Among the activities in the works:

  • Development of a Biomimicry Design Portal — a digital library for biologists and innovators. It would allow designers to search by function — for example, how nature fends off bacteria — to identify the "critter" (the animal, insect, plant, microbe, etc.) and the principles of how it operates. An early prototype of the portal, developed in partnership with the Rocky Mountain Institute, is available online for alpha testing.
  • Nature’s 100 Best, a project to search the biological information available for the world’s 10 to 30 million species and ecosystems to identify the most promising technologies to emulate. This list of nature’s well-adapted designs and strategies is being compiled, developed, ranked, and voted on in cooperation with scientists, entrepreneurs, and policy makers from around the world. The final list of 100 will highlight the organisms and ecosystems around the world that have the greatest innovative solution potential in the areas of manufacturing, materials, health, energy, chemistry, agriculture, forestry, fisheries, building, economics, and more. IUCN-the World Conservation Union and the U.N. Environment Programme are among the partners in this effort.
  • Last week, the Biomimicry Guild announced a partnership with architectural powerhouse HOK to incorporate biomimicry principles into HOK’s designs for buildings, towns, and cities. The partnership has already begun work on a project in a series of villages in Lavasa, India, testing some of the most forward-looking bio-inspired ideas over an area of 21 million square feet.
  • The institute is partnering with Bioneers to produce a one-day conference, Biomimicry’s Climate-Change Solutions: How Would Nature Do It?, an adjunct to next month’s Bioneers conference outside San Francisco. The event, October 20, will look at "leading-edge of biomimetic solutions to climate change, modeled on nature’s operating instructions." It is designed for "action-oriented professionals from the fields of business, finance and investment, science, technology, public policy, education, media, and civil society."

There’s more. For example, Ask the Planet, a children’s album in the works — 16 songs with an underpinning theme of finding solutions to human problems from nature; a two-year Certificate Program in Biomimicry, the first formal program to give professionals the skills necessary to become practicing biomimics; and the ongoing a Biologists at the Design Table program, a weeklong training on how to apply biological knowledge to design challenges. A multi-million-dollar biomimicry "X prize" is being developed that would reward those who develop innovative solutions to pressing problems by asking "How Would Nature Solve This?"

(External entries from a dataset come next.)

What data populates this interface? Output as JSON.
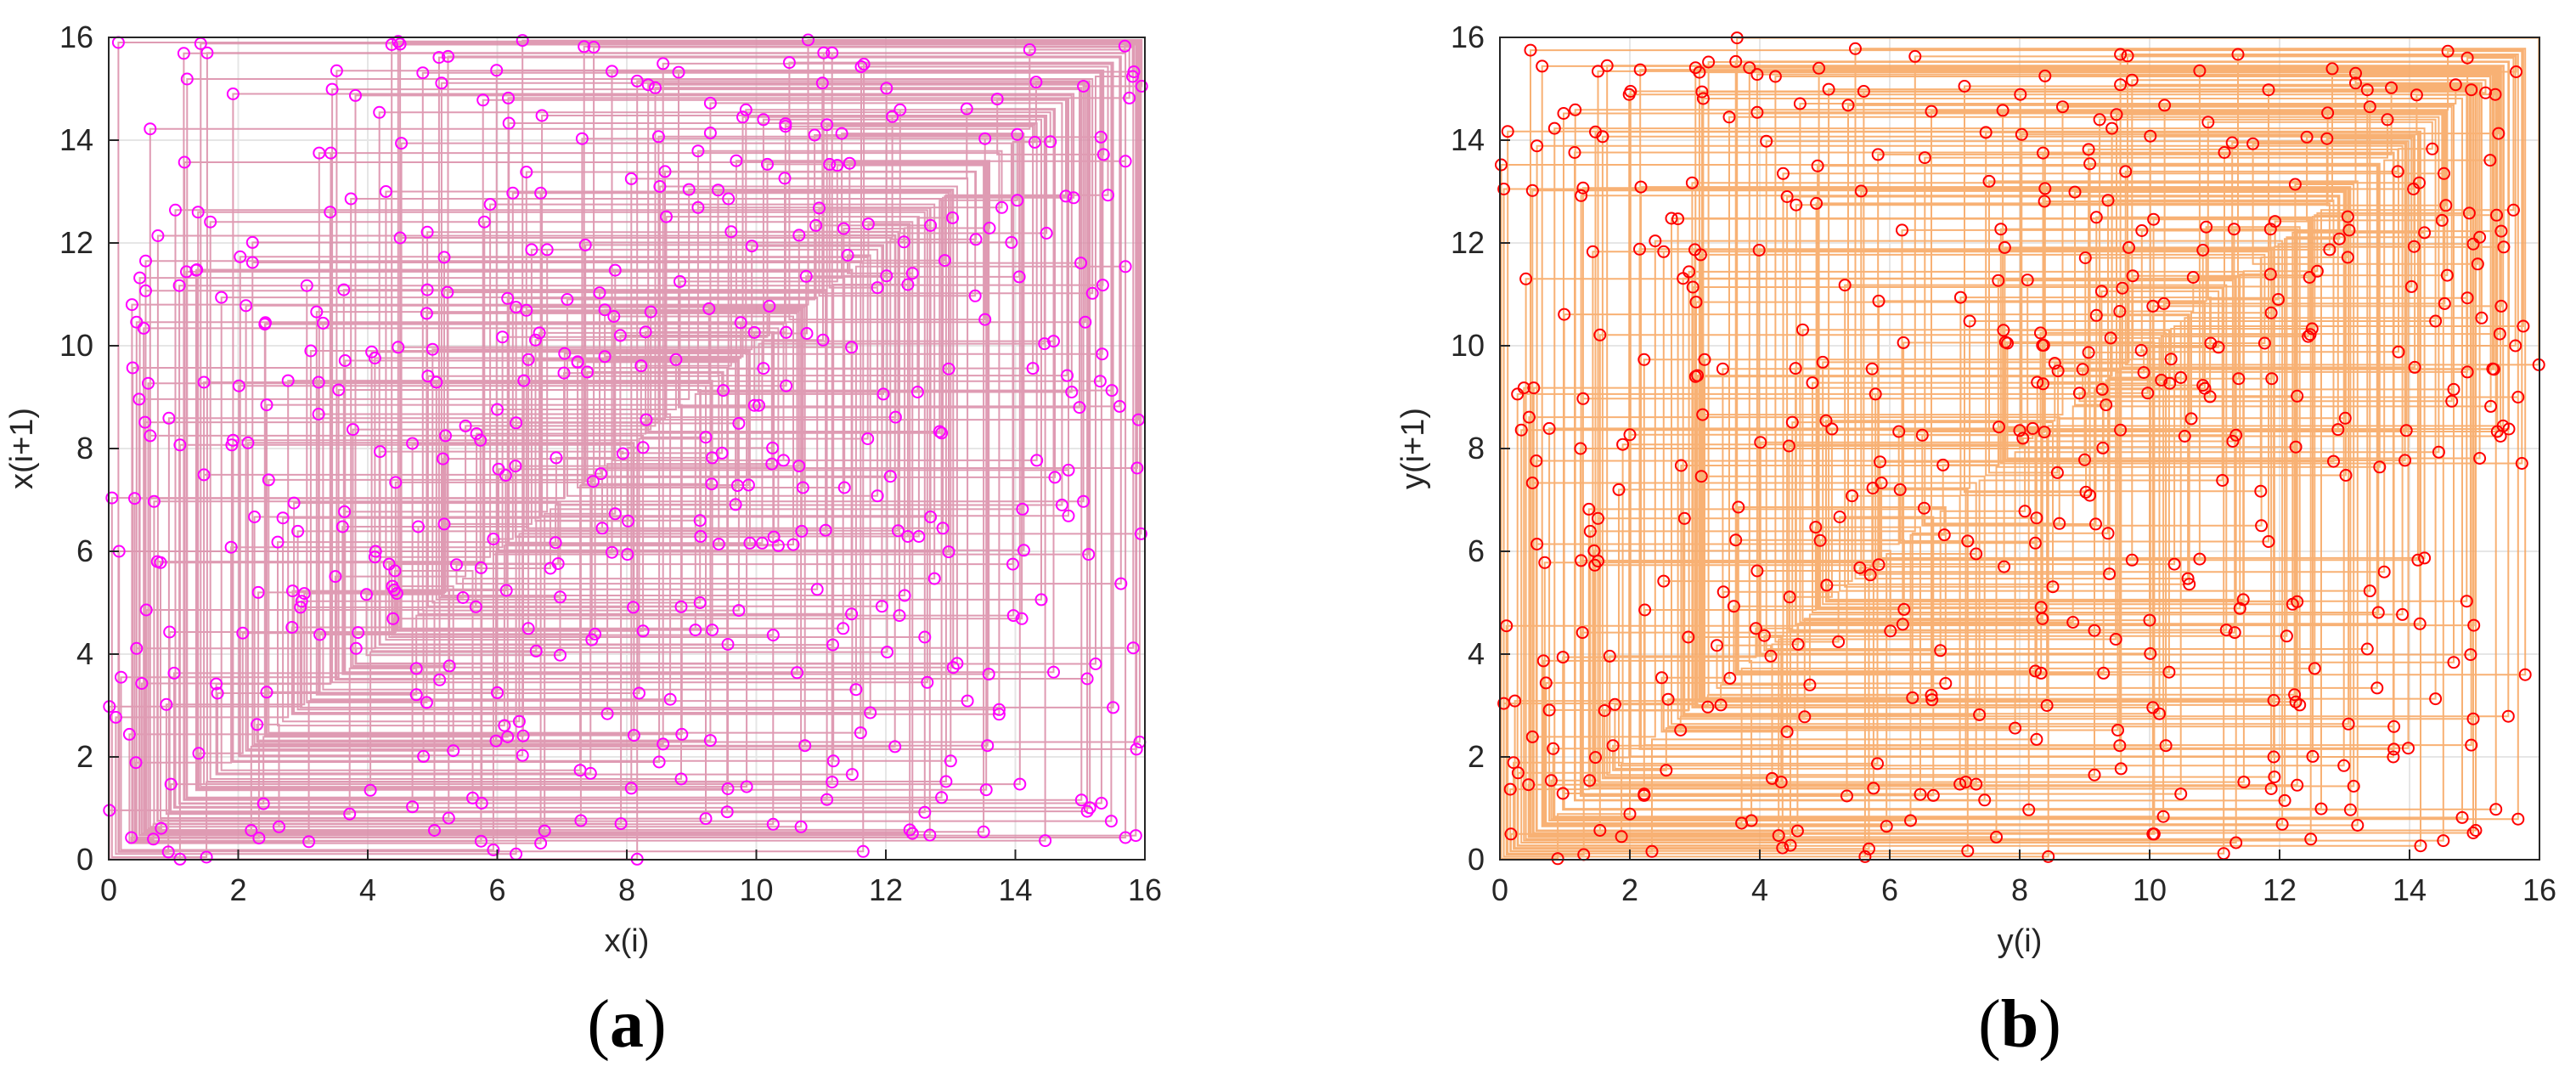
{
  "chart_data": [
    {
      "type": "cobweb-scatter",
      "panel_label": "(a)",
      "panel_letter": "a",
      "xlabel": "x(i)",
      "ylabel": "x(i+1)",
      "xlim": [
        0,
        16
      ],
      "ylim": [
        0,
        16
      ],
      "xticks": [
        "0",
        "2",
        "4",
        "6",
        "8",
        "10",
        "12",
        "14",
        "16"
      ],
      "yticks": [
        "0",
        "2",
        "4",
        "6",
        "8",
        "10",
        "12",
        "14",
        "16"
      ],
      "grid": true,
      "line_color": "#d98aa6",
      "marker_color": "#ff00ff",
      "marker": "circle",
      "n_points": 512,
      "seed": 11
    },
    {
      "type": "cobweb-scatter",
      "panel_label": "(b)",
      "panel_letter": "b",
      "xlabel": "y(i)",
      "ylabel": "y(i+1)",
      "xlim": [
        0,
        16
      ],
      "ylim": [
        0,
        16
      ],
      "xticks": [
        "0",
        "2",
        "4",
        "6",
        "8",
        "10",
        "12",
        "14",
        "16"
      ],
      "yticks": [
        "0",
        "2",
        "4",
        "6",
        "8",
        "10",
        "12",
        "14",
        "16"
      ],
      "grid": true,
      "line_color": "#f7a35c",
      "marker_color": "#ff0000",
      "marker": "circle",
      "n_points": 512,
      "seed": 29
    }
  ]
}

Will biomimicry blossom, joining green chemistry among the burgeoning tools available to build the next generation of cleaner, greener products? It remains to be seen, of course, but biomimicry makes too much common sense to be dismissed as a niche or fringe activity. If we can marry the wisdom of millions of critters with human’s unbounded ingenuity, we’ll stand a chance of effectively addressing climate change, water and energy challenges, and the need to feed and house the global village.

And maybe a little of the wisdom that has allowed nature to survive and thrive all these millennia will rub off on us human critters, too.